By Alex Eule
Fed Day was the highlight of the week, but Apple deserves an honorable mention. Friday was Apple’s annual holiday, with new iPhone 16 models arriving in stores. It’s a joyous moment for Apple fans. For investors, it’s more complicated.
The skilled folks on the Dow Jones Market Data team have tracked Apple’s stock around every iPhone release. By now, there’s an ample sample size across 17 years.
The stock has declined an average of 0.1% on the day new iPhones are announced. On launch day — a week or two later — shares slip another 0.1%. Over the following week, Apple slightly underperforms the market.
Day traders are free to short the iPhone launch, but everyone else should go long — way long.
Six months out from iPhone releases, Apple stock has returned an average of 11.7%, eight percentage points better than the S&P 500 index. All told, Apple has returned an annualized 26% over the past decade, a whopping 15 points ahead of the large-cap index.
All of this confirms what I’ve observed for years: Wall Street talks down new iPhones and then rushes to catch up with the reality that consumers still love them. Somehow, the market’s largest company remains one of its most underestimated.
This past week, one tech newsletter I regularly read bemoaned Apple’s “listless hardware innovation,” citing the dullness of a new Apple Watch that detects sleep apnea and AirPods that now serve as hearing aids. Solving problems that affect millions of people — at a far lower cost than current offerings — is the definition of innovation, at least in my book.
I get it — there’s heavy nostalgia surrounding Apple. Fans and investors still long for the days of Steve Jobs pulling the curtain off an all-new device.
Apple shares jumped 8% the day that Jobs unveiled the first iPhone in January 2007. Incremental updates to phones, watches, and headphones don’t generate the same kind of enthusiasm. But Apple is playing the long game, and it has mastered the art of marginal gains.
I won’t argue that every iPhone is a must-have purchase. Consumers are fine waiting two to four years. In the meantime, Apple will sell you AirPods, Watches, Macs, and related services. Over the past decade, iPhone sales have gone from 66% of Apple’s total revenue to 52%. Apple’s business — and stock — can now work without heroic numbers from the iPhone.
This past week, I downloaded macOS Sequoia, the new operating system for Macs. The software isn’t a game changer, but it’s a sneak peek into a future where Macs and iPhones fully converge. The new “iPhone Mirroring” feature added an iPhone application to my Mac screen. Click the phone icon, and my iPhone pops up on the Mac screen. Everything can be easily navigated from there.
Today, this is mostly an excuse not to reach for my phone. But there’s a path to the Mac running individual applications from my iPhone, and easily dragging files, photos, and video clips between the two. That could spur sales of both devices, and I’d expect to see that in a future macOS release.
As investors fret about the latest iPhones, others worry about Apple’s ability to compete in artificial intelligence. This isn’t new. “Investors have all but given up on Apple and AI. And that feels like a major oversight,” I wrote in this column on April 19. As with the iPhone now, I suggested that investors take a longer-term approach.

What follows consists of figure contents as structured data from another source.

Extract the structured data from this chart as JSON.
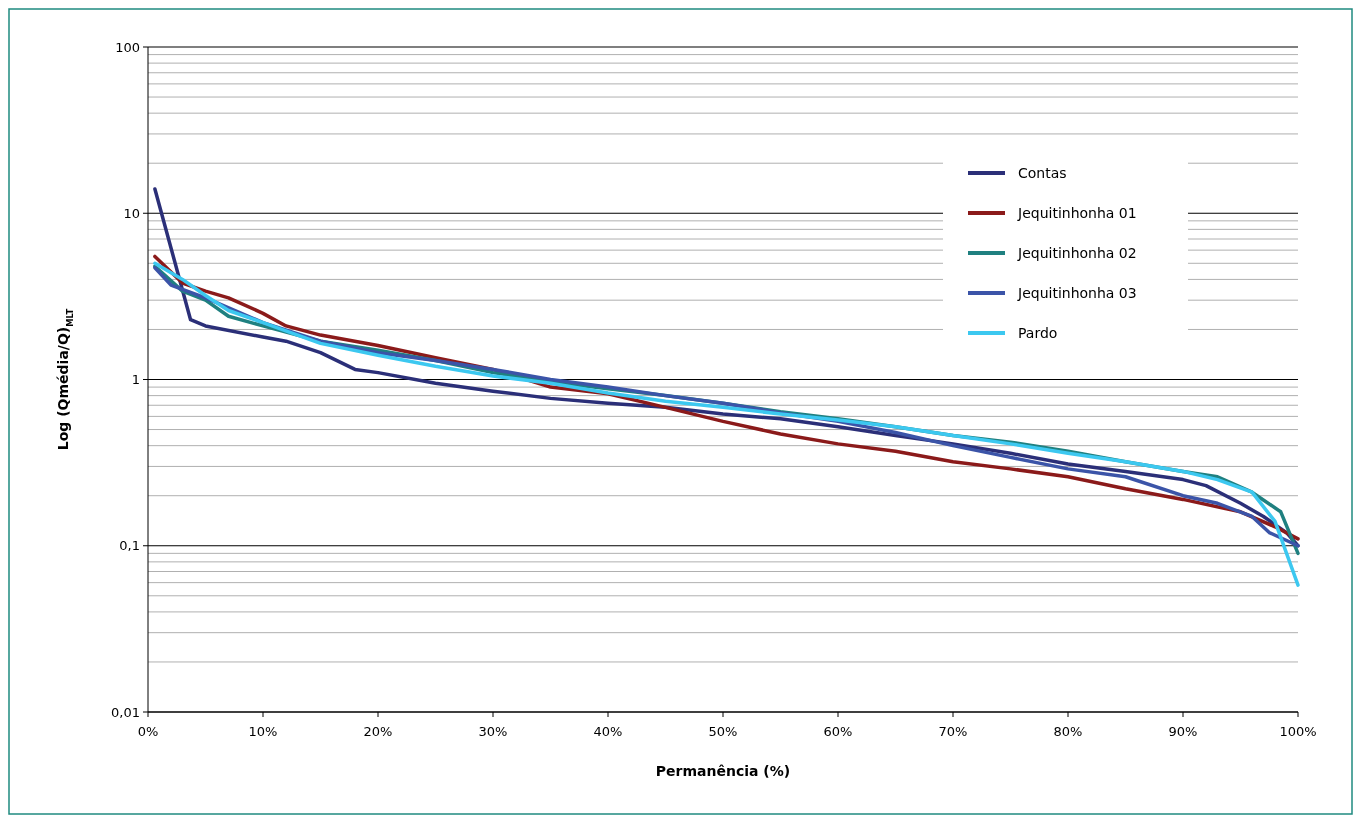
{
  "chart_data": {
    "type": "line",
    "xlabel": "Permanência (%)",
    "ylabel": "Log (Qmédia/Q)$_{MLT}$",
    "xlim": [
      0,
      100
    ],
    "xticks": [
      {
        "value": 0,
        "label": "0%"
      },
      {
        "value": 10,
        "label": "10%"
      },
      {
        "value": 20,
        "label": "20%"
      },
      {
        "value": 30,
        "label": "30%"
      },
      {
        "value": 40,
        "label": "40%"
      },
      {
        "value": 50,
        "label": "50%"
      },
      {
        "value": 60,
        "label": "60%"
      },
      {
        "value": 70,
        "label": "70%"
      },
      {
        "value": 80,
        "label": "80%"
      },
      {
        "value": 90,
        "label": "90%"
      },
      {
        "value": 100,
        "label": "100%"
      }
    ],
    "ylim": [
      0.01,
      100
    ],
    "yticks": [
      {
        "value": 0.01,
        "label": "0,01"
      },
      {
        "value": 0.1,
        "label": "0,1"
      },
      1,
      10,
      100
    ],
    "log": true,
    "grid": "y",
    "legend": "top right",
    "line_style": "solid",
    "marker": "none",
    "series": [
      {
        "name": "Contas",
        "color": "#2b2f78",
        "x": [
          0.6,
          3.7,
          5,
          10,
          12,
          15,
          18,
          20,
          25,
          30,
          35,
          40,
          45,
          50,
          55,
          60,
          65,
          70,
          75,
          80,
          85,
          90,
          92,
          95,
          97,
          99,
          100
        ],
        "values": [
          14,
          2.29,
          2.1,
          1.8,
          1.7,
          1.45,
          1.15,
          1.1,
          0.95,
          0.85,
          0.77,
          0.72,
          0.68,
          0.62,
          0.58,
          0.52,
          0.46,
          0.41,
          0.36,
          0.31,
          0.28,
          0.25,
          0.23,
          0.18,
          0.15,
          0.12,
          0.1
        ]
      },
      {
        "name": "Jequitinhonha 01",
        "color": "#8b1a1a",
        "x": [
          0.6,
          3,
          5,
          7,
          10,
          12,
          15,
          20,
          25,
          30,
          35,
          40,
          45,
          50,
          55,
          60,
          65,
          70,
          75,
          80,
          85,
          90,
          95,
          98,
          100
        ],
        "values": [
          5.5,
          3.8,
          3.4,
          3.1,
          2.5,
          2.1,
          1.85,
          1.6,
          1.35,
          1.15,
          0.9,
          0.82,
          0.68,
          0.56,
          0.47,
          0.41,
          0.37,
          0.32,
          0.29,
          0.26,
          0.22,
          0.19,
          0.16,
          0.13,
          0.11
        ]
      },
      {
        "name": "Jequitinhonha 02",
        "color": "#1f8080",
        "x": [
          0.6,
          3,
          5,
          7,
          10,
          15,
          20,
          25,
          30,
          35,
          40,
          45,
          50,
          55,
          60,
          65,
          70,
          75,
          80,
          85,
          90,
          93,
          96,
          98.5,
          100
        ],
        "values": [
          4.8,
          3.4,
          3.0,
          2.4,
          2.1,
          1.7,
          1.5,
          1.3,
          1.1,
          0.97,
          0.88,
          0.8,
          0.72,
          0.64,
          0.58,
          0.52,
          0.46,
          0.42,
          0.37,
          0.32,
          0.28,
          0.26,
          0.21,
          0.16,
          0.09
        ]
      },
      {
        "name": "Jequitinhonha 03",
        "color": "#3b54a8",
        "x": [
          0.6,
          2,
          5,
          10,
          15,
          20,
          25,
          30,
          35,
          40,
          45,
          50,
          55,
          60,
          65,
          70,
          75,
          80,
          85,
          90,
          93,
          96,
          97.5,
          100
        ],
        "values": [
          4.7,
          3.7,
          3.1,
          2.2,
          1.7,
          1.45,
          1.3,
          1.15,
          1.0,
          0.9,
          0.8,
          0.72,
          0.63,
          0.56,
          0.48,
          0.4,
          0.34,
          0.29,
          0.26,
          0.2,
          0.18,
          0.15,
          0.12,
          0.1
        ]
      },
      {
        "name": "Pardo",
        "color": "#3cc8f0",
        "x": [
          0.6,
          3,
          5,
          7,
          10,
          15,
          20,
          25,
          30,
          35,
          40,
          45,
          50,
          55,
          60,
          65,
          70,
          75,
          80,
          85,
          90,
          93,
          96,
          98,
          100
        ],
        "values": [
          5.0,
          4.0,
          3.2,
          2.6,
          2.2,
          1.65,
          1.4,
          1.2,
          1.05,
          0.95,
          0.83,
          0.74,
          0.68,
          0.62,
          0.57,
          0.52,
          0.46,
          0.41,
          0.36,
          0.32,
          0.28,
          0.25,
          0.21,
          0.14,
          0.058
        ]
      }
    ]
  }
}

That day turned out to be a bottom for Apple stock. I won’t take too much credit, but from that point on, investors slowly began to embrace Apple’s AI bona fides. The company introduced its plans for Apple Intelligence in June, kicking the stock into a new gear. Shares are up 39% since my column, more than double the market, and Apple has retaken its spot as the world’s largest company by market value.
Today, the sentiment has turned again. It isn’t just that the iPhone 16 is a hodgepodge of incremental updates. Once again, the market is worried about Apple’s AI. Apple Intelligence’s launch has been delayed until next month, and some of the more momentous features won’t come until next year.
Apple’s AI-powered summaries and emojis might not be groundbreaking, and the efforts from OpenAI, Alphabet, and Microsoft might be more advanced. But Apple isn’t just producing AI. It’s producing AI that’s made for the most loved smartphone on the market. And the best laptops and smartwatches. And the only tablet worth buying. Every time Apple makes an incremental improvement, each of those devices gets better, too.
It’s difficult to know what impact the negativity is having on Apple’s stock. Shares, after all, are near record levels. And the company trades at a generous 31 times next year’s earnings estimate. But record levels haven’t been impediments in the past for Apple shares. And the price/earnings ratio will come down, if Apple beats expectations.
Today, analysts are fairly bearish, which leaves potential upside as upgrades roll in.
More than 30% of the analysts covering Apple have a Hold or Sell rating on the stock. That’s the weakest sentiment for any of the Magnificent Seven stocks, save for Tesla. Just 5% of analysts give Microsoft and Amazon.com a similarly lukewarm review.
Apple has gotten comfortable being underestimated. For investors, it’s an evergreen opportunity.